Chemically Sensitive Photoluminescence of InGaN/GaN Nanowire Heterostructure Arrays ^†

1. Background

III-nitride semiconductors (AlGaN, GaN and InGaN) have received considerable attention in various fields ranging from high-frequency and high-temperature electronics [1] to LED lighting technologies [2]. Interesting applications also arise in the fields of gas, chemical and biosensors [3,4] and in photo-electrochemical power conversion [5].

2. Experiment

We have studied the photoluminescence (PL) response of InGaN/GaN heterostructure nanowire arrays (NWA) while being exposed to different kinds of oxidizing and reducing gases as well as to humidity (Figure 1a) [6,7,8,9,10]. As III-nitrides tend to form thin, native surface oxide layers when exposed to ambient air, their chemical interactions are similar to those on more traditionally studied kinds of metal oxides (MOX). As InGaN/GaN NWAs exhibit efficient photoluminescence up to temperatures of 200 °C and more, PL measurements can be performed at temperatures approaching those of conventional resistive MOX gas sensors. As localized adsorbate-adsorbent reactions are directly answered by a local PL output, the PL response of InGaN/GaN NWAs provides a more direct view onto surface adsorption processes than conventional resistive MOX gas sensors.

3. Results

Figure 1b shows that our NWAs exhibit a quenching response when exposed to O₂ in a N₂ background. Quenching responses are also observed when tiny concentrations (ppm and below) of NO₂ and O₃ are admixed to synthetic air (SA) [6,10]. Enhancing responses to water vapor can be observed when H₂O exposures are performed in N₂ (Figure 1c) and when these are maintained for prolonged periods of time and at high illumination levels [7,10]. We attribute this enhancing behavior to the photo-electrochemical generation of passivating H⁺ and OH^- fragments. Reducing gas species (e.g. EtOH) give rise to enhancing responses only when the NWAs are operated in SA and at elevated temperatures. No responses to reducing gases are observed when these are applied in inert N₂ backgrounds. Reducing gas species therefore are detected in an indirect manner by consuming quenching oxygen adsorbates and by forming enhancing H₂O ones as these interact with oxygen species co-adsorbed in reactive backgrounds of ambient or synthetic air [8,10].

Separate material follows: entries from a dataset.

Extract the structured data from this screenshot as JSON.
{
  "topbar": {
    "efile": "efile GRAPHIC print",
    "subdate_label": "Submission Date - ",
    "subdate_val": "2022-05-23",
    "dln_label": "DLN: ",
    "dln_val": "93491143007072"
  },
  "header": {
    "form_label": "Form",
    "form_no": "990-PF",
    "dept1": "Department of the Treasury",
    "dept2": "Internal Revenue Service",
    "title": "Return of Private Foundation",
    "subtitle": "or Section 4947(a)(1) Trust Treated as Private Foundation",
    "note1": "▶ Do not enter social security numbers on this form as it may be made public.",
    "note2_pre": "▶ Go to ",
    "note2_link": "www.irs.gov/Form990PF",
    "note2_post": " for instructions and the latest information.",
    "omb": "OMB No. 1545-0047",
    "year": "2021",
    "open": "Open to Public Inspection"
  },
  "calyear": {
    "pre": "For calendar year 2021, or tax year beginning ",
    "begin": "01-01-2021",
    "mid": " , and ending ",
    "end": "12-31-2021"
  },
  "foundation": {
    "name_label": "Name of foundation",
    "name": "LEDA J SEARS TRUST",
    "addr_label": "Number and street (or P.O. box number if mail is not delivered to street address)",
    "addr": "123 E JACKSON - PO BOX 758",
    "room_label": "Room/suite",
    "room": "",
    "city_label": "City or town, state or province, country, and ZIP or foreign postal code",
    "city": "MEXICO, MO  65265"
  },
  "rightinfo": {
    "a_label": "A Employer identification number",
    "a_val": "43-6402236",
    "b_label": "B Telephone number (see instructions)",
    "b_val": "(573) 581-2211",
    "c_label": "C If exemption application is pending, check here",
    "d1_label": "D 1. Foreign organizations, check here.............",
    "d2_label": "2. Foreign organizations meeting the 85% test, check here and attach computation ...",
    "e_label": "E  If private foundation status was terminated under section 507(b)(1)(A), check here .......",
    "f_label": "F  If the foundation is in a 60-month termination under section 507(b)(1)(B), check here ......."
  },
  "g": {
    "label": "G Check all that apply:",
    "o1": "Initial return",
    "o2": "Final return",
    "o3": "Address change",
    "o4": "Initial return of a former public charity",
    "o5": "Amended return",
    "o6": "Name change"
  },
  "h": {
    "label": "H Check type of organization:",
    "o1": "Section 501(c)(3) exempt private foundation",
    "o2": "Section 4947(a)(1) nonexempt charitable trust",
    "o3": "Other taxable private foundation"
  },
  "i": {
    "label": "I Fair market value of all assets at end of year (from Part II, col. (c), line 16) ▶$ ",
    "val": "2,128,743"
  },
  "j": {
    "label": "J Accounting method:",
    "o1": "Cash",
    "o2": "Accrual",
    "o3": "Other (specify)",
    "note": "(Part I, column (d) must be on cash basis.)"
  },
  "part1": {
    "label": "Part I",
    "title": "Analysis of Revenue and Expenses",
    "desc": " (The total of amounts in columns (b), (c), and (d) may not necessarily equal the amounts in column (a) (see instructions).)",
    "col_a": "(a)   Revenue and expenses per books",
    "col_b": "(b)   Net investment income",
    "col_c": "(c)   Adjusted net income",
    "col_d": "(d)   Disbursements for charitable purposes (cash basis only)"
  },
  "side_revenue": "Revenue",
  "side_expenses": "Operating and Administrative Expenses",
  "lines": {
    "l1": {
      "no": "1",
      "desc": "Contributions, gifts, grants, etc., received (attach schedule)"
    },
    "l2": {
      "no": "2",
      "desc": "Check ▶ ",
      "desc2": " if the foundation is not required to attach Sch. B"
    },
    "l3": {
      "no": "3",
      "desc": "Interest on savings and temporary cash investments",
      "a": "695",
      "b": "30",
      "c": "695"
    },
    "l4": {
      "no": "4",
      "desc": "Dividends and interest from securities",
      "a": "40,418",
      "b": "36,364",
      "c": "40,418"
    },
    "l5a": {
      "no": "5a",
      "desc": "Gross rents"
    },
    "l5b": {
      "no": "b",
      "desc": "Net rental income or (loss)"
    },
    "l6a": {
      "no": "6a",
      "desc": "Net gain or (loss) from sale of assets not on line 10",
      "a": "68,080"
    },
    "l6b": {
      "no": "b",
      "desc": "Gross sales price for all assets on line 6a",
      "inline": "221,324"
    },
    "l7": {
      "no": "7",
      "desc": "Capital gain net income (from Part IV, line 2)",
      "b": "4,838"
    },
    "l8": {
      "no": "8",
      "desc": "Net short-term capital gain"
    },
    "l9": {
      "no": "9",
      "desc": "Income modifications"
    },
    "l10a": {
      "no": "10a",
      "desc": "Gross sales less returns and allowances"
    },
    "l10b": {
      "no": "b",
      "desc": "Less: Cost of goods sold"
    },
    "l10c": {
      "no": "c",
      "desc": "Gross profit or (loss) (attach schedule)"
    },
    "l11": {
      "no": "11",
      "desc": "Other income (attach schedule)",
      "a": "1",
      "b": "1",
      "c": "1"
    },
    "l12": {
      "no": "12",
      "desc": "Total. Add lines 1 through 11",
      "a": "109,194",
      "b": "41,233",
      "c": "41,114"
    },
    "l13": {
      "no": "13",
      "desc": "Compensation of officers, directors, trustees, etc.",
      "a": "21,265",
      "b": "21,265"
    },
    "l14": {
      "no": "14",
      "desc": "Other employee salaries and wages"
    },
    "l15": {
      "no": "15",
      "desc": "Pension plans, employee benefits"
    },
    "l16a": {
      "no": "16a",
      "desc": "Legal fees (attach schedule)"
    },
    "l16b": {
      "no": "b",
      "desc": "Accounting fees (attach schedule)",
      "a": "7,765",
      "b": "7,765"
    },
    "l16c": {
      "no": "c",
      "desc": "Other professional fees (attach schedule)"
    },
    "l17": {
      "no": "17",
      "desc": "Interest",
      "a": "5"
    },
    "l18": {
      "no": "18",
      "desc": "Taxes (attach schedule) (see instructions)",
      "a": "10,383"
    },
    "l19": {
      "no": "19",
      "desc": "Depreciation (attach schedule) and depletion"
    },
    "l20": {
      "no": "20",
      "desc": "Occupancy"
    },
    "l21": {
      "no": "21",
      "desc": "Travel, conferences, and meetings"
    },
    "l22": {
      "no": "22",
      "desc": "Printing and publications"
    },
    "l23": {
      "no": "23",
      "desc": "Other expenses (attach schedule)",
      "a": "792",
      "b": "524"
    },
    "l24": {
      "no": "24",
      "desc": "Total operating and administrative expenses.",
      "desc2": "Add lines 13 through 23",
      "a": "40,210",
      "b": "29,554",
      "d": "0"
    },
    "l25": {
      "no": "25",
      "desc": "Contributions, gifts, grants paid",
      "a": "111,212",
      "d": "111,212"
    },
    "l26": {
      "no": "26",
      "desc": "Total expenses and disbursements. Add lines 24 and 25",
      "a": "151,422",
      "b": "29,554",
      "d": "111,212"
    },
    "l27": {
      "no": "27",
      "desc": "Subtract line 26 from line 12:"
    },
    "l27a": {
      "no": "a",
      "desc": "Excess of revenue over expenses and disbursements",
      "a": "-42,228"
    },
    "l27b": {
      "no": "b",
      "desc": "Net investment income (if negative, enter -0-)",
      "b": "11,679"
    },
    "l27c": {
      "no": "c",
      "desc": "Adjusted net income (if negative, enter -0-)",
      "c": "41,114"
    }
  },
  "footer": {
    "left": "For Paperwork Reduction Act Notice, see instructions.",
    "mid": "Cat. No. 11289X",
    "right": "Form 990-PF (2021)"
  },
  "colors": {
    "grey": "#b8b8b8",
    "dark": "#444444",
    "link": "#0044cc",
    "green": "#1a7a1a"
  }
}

Figure 1. (a) Detection of adsorbate-induced changes in the PL emission response of InGaN/GaN nanowire heterostructure arrays (NWA); (b,c) typical PL response data as a function of the applied gas (vapor) concentration. Full lines represent fits to Langmuir adsorption isotherms (Equation (1)). Differently colored symbols/lines correspond to increasing NWA temperatures (black: 25 °C; red: 150 °C).

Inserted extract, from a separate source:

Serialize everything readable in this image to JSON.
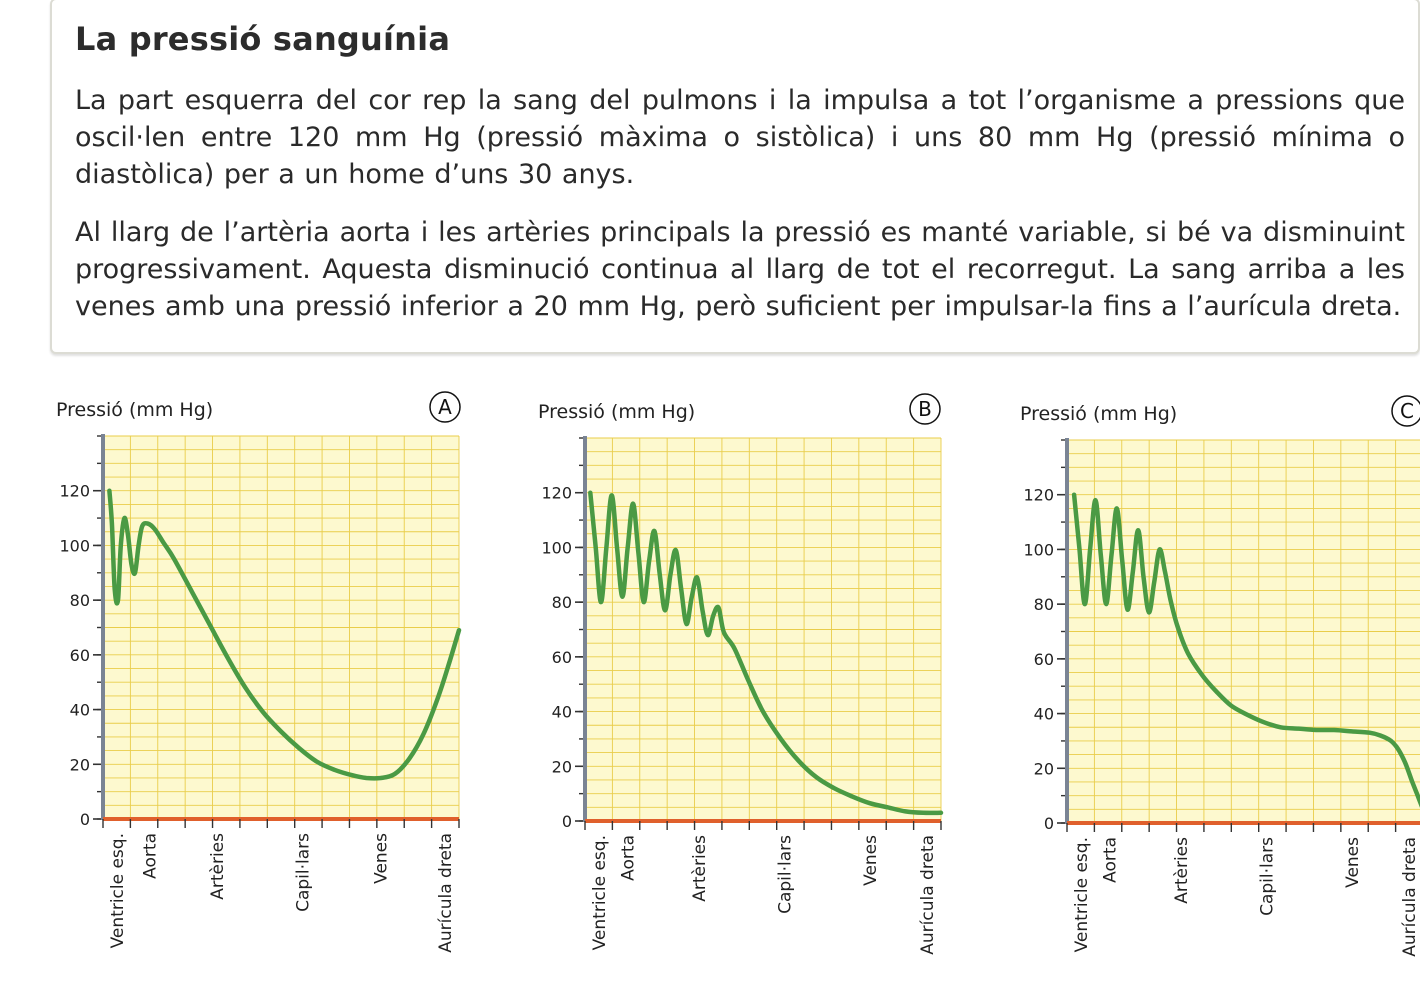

Figure 1. (a) Detection of adsorbate-induced changes in the PL emission response of InGaN/GaN nanowire heterostructure arrays (NWA); (b,c) typical PL response data as a function of the applied gas (vapor) concentration. Full lines represent fits to Langmuir adsorption isotherms (Equation (1)). Differently colored symbols/lines correspond to increasing NWA temperatures (black: 25 °C; red: 150 °C).

A characteristic observed across all kinds of analytes is that the concentration dependence of the PL response, $R_{PL}(p_{gas},T)$, consistently follows Langmuir isotherms which are easy to interpret regarding adsorbate-specific adsorption energies $E_{ads}$:

$$R_{PL}\left(p_{gas},T\right)=R_{PL\_sat}\frac{p_{gas}}{p_{gas}+P_{00}exp\left[-\frac{E_{ads}}{k_{B}T}\right]};P_{00}\approx {10}^{12} Pa.$$

(1)

A second important parameter is the position of the gas sensitivity window, i.e. the range of gas partial pressures in which gas-induced changes in the PL response can be observed. A convenient parameter that characterizes this position is the value of $p_{gas}=p_{1/2}$ at which the PL response takes on half of its saturation value $R_{PL\_sat}$.

Regarding both parameters, the most important observations are the following:

(i)

For a given NWA operation temperature $T$, the value of $p_{1/2}$ is exponentially dependent on $E_{ads}$, i.e. small changes in $E_{ads}$ give rise to huge changes in gas sensitivity [6,10];

(ii)

For a given sensor operation temperature $T$, the value of $E_{ads}$ for a given adsorbate scales with the electron affinity, $E_A$, of the adsorbate [6,10]. The value of the electron affinity is defined as the energy gained upon attaching an electron ($e^{-}$) to an adsorbate species $X$: $X+e^{-}\to X^{-}$;

(iii)

For each analyte studied the best-fitting value of $E_{ads}$ is not an adsorbate-specific constant but rather a linear function of the sensor operation temperature. This peculiar behavior can be explained by assuming that test gases compete with background gases for common adsorption sites [9,10].

A full account of our data will be represented in reference [10].